30 May 2012
After growing up in the Eastern Townships and being a lifelong aviation buff, I was astonished to learn about the genuine, unrestored Fokker DVII that resides in Knowlton (Lac Brome), Quebec.
I finally managed to see and photograph this machine last week. All I can say is “wow”. The aircraft is a gem, as is the museum. Where else can one see a genuine 1918 Albatros factory-applied lozenge camouflage pattern surrounded by period 1921 stained glass?
This small museum is operated by the Brome Lake Historical Society, a body that receives almost no government funding. Knowlton is located about 1.5 hours east of Montreal, and is equidistant to the Quebec-Vermont border at Stanstead. There is a modest ($5.00 Cdn.) admission fee. The museum is tripod and camera friendly. Language barriers are non-existent. Most people in this part of Quebec are fluently bilingual (French and English). I found the museum volunteers to be friendly and helpful, although they seemed somewhat bemused that somebody would actually travel across the country from British Columbia just to see an old aeroplane…a feeling shared by my long-suffering wife Heather!
The museum has no official website, but an excellent photo essay of this airframe, including more numerous and better quality images than mine, can be found here. Edward Soye, who wrote his masters thesis on the subject, has published a terrific article here.
I hope you enjoy the photos as much as I enjoyed finally getting to see this rare bird!
Incidentally, my late grandfather Albert Edward Bryant served at Mons, Vimy and Ypres in the 6th (McGill) Siege Battery. Seeing this amazingly well-done local museum brought tears to my eyes and made it really hard to hold the camera steady. That’s my story and I’m sticking to it.
Click on any image to start a full-screen slide-show (and hit “Esc” to return here)
Entrance to the museum
Remember. It’s just an old wooden propeller…it’s just an old wooden propeller…it’s just an old…
But it’s attached to this!
and the whole darn thing is surrounded by all this gorgeous old-growth wood and wonderful stained glass…
Now I’m quite certain nobody has dusted here recently, and the lighting is less than perfect, but there is a helpful stairwell on the NE corner of the building that allows one to see the topside of the aircraft. I used one of those small “gorillapod” travel tripods to wrap around the stairwell railings. A very handy gadget even with my rather heavy Nikon D90. Note that the aircraft is not pristine. There is noticeable fabric damage in a few areas, including the top of port wing visible here. I’m glad nobody has tried to fix it in the interests of “restoration”.

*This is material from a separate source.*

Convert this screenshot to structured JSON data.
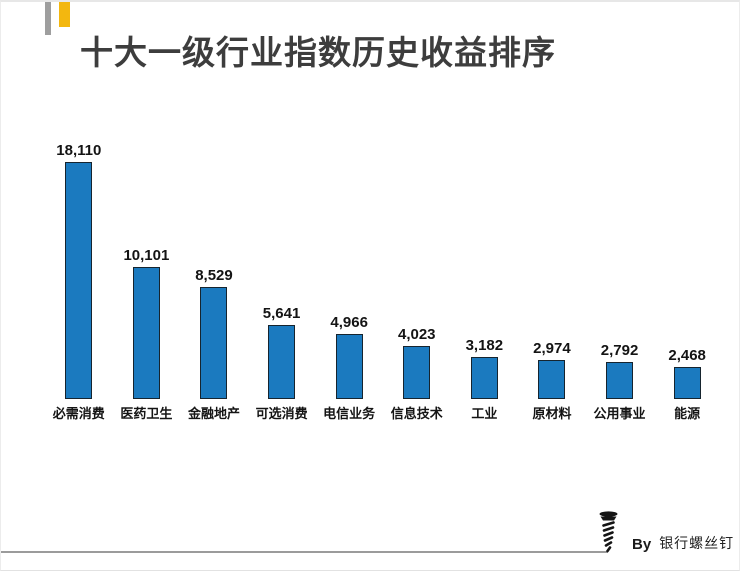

Did I mention the unbelievedly gorgeous stained glass? 🙂 It makes getting the white balance rather tough for poor photographers like myself, but the natural light gives a warm glow to everything in a building that hasn’t changed much since 1921 when it was built expressly to house the Fokker, and ceremoniously opened by then-Prime Minister of Canada Robert Borden.
More fabric damage, this time on the port rear fuselage. This may have happened sometime after 1962 when the aircraft was last moved outside at the Canada Aviation Museum and reassembled in the current location, but this is pure speculation on my part. The damage does not look “new” to me.
The engine bay appears complete to me, but I’m no expert
Undercarriage detail. I was quite taken by the quaint Boy Scout mounting technique. Seriously. Is that a square lashing or the prototype for a bungee cord?
Underside port wing. This was the only place where the lozenge camouflage was noticeably irregular compared to the rest of the airframe. To my untrained eye this looks like a patch job, but was it done in 1963 or 1921 or 1918?
Others before me have noted that various parts of the airframe show different serial numbers. Apparently changing elevators/rudders/ailerons and other components was fairly typical in the field during WWI. Remember that the Fokker DVII only started arriving on front lines in April 1918. So was this a genuine field mod or a re-assembly of components by the Canadian Government after one Senator Bolton of Knowlton politely asked “could we pretty please have an aeroplane for our museum?” Trivia. Total travel cost to ship a Fokker by train from Camp Borden, Ontario to Knowlten, Quebec in 1920? $112.50 Cdn. Those were the days my friend.
The cockpit area seems to be completely intact. Sadly my detailed pics of the dual spandaus turned out poorly.
For me the most incredible part was the realization that this was not a museum re-creation. This was the original item created at the Albatros factory in 1918.
There were a bunch of other war trophies within the museum, including this mortar
and these incredible examples of WWI wartime propaganda juxtiposed beside another piece of exceptional glasswork.